Simple Linear Regression

STATS 191

2024-04-01

Father & son data

Pearson’s height data

Father & son data

  • An example of simple linear regression model.

  • Breakdown of terms:

    1. regression model: a model for the mean of a response given features

    2. linear: model of the mean is linear in parameters of interest

    3. simple: only a single feature

Slicewise model

  • A simple linear regression model fits a line through the above scatter plot by modelling slices.

Conditional means

  • The average height of sons whose height fell within our slice [69.5,79.5] is about 69.8 inches.

  • This height varies by slice…

  • At 65 inches it’s about 67.2 inches:

Multiple samples model (longevity example)

  • We’ve seen this slicewise model before: error in each slice the same.

Regression as slicewise model

  • In longevity model: no relation between the means in each slice! We needed to use a parameter for each Diet…

  • Regression model says that the mean in slice father is

\[ \beta_0+\beta_1 \cdot {\tt father}. \]

  • This ties together all (father, son) points in the scatterplot.

  • Chooses \((\beta_0, \beta_1)\) by jointly modeling the mean in each slice…

Height data as slices

What is a “regression” model?

  • Model of the relationships between some covariates / predictors / features and an outcome.

  • A regression model is a model of the average outcome given the covariates.

Mathematical formulation

For height data: a mathematical model:

\[ {\tt son} = f({\tt father}) + \varepsilon \]

  • \(f\) describes how mean of son varies with father

  • \(\varepsilon\) is the random variation within the slice.

Linear regression models

  • A linear regression model says that the function \(f\) is a sum (linear combination) of functions of father.

  • Simple linear regression model:

\[\begin{equation} f({\tt father}) = \beta_0 + \beta_1 \cdot {\tt father} \end{equation}\]

  • Parameters of \(f\) are \((\beta_0, \beta_1)\)

  • Could also be a sum (linear combination) of fixed functions of father:

\[\begin{equation} f({\tt father}) = \beta_0 + \beta_1 \cdot {\tt father} + \beta_2 \cdot {\tt father}^2 \end{equation}\]

Statistical model

  • Symbol \(Y\) usually used for outcomes, \(X\) for covariates…

  • Model:

\[\begin{equation} Y_i = \underbrace{\beta_0 + \beta_1 X_i}_{\text{regression equation}} + \underbrace{\varepsilon_i}_{\text{error}} \end{equation}\]

where \(\varepsilon_i \sim N(0, \sigma^2)\) are independent.

  • This specifies a distribution for the \(Y\)’s given the \(X\)’s, i.e. it is a statistical model.

Regression equation

  • The regression equation is our slicewise model.

  • Formally, this is a model of the conditional mean function

\[\begin{equation} x \mapsto E[Y|X=x] \end{equation}\]

  • Book uses the notation \(\mu\{Y|X\}\).

Fitting the model

  • We will be using least squares regression.

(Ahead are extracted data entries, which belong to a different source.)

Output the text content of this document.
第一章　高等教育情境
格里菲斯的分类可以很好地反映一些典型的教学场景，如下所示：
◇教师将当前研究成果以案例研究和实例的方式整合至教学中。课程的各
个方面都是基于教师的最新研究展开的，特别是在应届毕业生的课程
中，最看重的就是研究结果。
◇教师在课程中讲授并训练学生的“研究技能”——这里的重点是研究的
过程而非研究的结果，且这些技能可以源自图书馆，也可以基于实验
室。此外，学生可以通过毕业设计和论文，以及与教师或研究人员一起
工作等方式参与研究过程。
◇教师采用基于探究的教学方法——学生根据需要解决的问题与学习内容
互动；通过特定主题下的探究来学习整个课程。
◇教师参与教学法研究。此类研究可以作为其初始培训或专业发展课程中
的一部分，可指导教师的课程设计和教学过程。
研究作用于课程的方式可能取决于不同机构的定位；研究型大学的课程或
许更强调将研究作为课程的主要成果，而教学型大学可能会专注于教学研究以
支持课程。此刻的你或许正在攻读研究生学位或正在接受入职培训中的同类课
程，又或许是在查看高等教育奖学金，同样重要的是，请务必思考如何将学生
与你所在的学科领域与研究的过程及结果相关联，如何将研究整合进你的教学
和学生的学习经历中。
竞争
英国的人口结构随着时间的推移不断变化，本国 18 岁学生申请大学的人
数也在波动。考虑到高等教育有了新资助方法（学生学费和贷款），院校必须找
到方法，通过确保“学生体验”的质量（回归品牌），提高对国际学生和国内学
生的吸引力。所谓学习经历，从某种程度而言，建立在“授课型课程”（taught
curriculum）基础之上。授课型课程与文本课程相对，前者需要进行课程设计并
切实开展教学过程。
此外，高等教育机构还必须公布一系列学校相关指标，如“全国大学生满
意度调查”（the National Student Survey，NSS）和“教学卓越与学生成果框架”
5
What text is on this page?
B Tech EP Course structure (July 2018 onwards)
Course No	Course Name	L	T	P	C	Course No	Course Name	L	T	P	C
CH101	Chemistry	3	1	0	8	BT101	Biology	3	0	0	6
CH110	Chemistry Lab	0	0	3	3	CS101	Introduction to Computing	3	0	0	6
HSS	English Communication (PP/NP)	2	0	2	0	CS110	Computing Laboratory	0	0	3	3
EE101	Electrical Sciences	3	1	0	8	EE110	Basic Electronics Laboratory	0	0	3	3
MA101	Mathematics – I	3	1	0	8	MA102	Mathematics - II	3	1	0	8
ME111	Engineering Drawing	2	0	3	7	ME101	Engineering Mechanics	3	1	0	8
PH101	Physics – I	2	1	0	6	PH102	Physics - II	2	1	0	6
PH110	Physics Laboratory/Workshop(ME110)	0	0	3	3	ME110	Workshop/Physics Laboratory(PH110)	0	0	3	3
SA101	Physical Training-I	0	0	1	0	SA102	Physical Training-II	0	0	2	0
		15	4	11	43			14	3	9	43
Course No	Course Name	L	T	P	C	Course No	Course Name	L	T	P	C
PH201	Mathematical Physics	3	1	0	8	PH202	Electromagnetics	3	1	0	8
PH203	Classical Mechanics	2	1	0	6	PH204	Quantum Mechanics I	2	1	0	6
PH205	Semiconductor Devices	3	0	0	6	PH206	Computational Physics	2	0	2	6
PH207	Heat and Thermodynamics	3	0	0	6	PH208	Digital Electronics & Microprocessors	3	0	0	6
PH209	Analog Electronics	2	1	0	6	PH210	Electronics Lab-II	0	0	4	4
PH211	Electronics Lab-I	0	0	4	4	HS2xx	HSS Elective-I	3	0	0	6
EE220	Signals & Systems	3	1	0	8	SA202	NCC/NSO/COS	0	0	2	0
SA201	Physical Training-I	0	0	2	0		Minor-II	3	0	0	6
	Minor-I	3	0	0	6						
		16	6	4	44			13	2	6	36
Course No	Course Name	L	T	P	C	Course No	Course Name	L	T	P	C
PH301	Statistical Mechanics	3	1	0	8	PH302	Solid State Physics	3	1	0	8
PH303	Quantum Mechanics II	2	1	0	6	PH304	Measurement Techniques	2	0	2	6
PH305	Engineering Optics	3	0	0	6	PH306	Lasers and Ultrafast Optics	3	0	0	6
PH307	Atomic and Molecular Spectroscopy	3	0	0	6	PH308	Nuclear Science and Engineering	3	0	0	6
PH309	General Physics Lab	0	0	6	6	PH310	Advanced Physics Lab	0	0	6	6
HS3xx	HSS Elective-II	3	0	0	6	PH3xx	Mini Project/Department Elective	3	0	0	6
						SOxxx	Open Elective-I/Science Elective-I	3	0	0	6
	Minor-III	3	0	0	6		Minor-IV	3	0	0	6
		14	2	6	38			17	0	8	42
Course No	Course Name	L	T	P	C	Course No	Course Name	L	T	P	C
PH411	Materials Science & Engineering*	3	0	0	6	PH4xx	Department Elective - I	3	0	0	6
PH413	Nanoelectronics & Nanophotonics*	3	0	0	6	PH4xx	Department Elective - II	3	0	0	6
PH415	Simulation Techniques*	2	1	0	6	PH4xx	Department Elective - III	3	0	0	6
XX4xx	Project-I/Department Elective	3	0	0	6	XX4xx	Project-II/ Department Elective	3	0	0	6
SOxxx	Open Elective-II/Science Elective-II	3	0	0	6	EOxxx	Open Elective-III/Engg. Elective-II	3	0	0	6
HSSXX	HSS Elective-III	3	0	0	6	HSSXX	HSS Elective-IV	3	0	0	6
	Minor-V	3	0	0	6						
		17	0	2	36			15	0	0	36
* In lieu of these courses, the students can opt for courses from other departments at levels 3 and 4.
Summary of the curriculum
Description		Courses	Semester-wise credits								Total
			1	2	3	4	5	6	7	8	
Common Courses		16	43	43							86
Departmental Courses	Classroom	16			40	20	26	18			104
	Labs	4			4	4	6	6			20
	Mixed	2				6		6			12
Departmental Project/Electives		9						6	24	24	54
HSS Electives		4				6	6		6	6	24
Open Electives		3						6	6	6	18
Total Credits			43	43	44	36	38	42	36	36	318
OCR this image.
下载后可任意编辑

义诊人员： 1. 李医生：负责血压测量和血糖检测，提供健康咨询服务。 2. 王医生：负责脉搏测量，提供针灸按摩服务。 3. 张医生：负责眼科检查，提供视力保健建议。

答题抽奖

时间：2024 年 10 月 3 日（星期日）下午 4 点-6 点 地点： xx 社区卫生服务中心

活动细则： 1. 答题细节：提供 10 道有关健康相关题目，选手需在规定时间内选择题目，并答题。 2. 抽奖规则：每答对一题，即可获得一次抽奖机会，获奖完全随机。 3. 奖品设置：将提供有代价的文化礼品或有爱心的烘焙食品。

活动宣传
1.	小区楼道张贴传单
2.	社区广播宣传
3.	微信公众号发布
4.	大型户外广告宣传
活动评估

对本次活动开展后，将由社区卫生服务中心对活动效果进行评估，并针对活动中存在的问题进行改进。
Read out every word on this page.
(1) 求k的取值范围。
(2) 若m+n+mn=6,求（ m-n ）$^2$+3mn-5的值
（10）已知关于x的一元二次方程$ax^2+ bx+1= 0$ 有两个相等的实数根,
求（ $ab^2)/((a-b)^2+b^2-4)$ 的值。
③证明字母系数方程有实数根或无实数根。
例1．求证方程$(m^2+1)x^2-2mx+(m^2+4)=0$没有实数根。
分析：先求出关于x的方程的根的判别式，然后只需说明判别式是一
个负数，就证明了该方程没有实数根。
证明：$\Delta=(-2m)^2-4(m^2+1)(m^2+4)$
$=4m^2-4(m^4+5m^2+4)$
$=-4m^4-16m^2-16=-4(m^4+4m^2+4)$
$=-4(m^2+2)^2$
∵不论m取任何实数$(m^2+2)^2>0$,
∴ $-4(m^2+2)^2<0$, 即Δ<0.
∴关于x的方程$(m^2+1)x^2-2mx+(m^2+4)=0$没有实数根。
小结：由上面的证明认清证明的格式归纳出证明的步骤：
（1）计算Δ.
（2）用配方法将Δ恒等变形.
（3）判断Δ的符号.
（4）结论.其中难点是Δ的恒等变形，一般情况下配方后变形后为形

This measures the goodness of fit of a line by the sum of squared errors, \(SSE\).

  • Least squares regression chooses the line that minimizes

\[\begin{equation} SSE(\beta_0, \beta_1) = \sum_{i=1}^n (Y_i - \beta_0 - \beta_1 \cdot X_i)^2. \end{equation}\]

  • In principle, we might measure goodness of fit differently:

    \[ SAD(\beta_0, \beta_1) = \sum_{i=1}^n |Y_i - \beta_0 - \beta_1 \cdot X_i|.\]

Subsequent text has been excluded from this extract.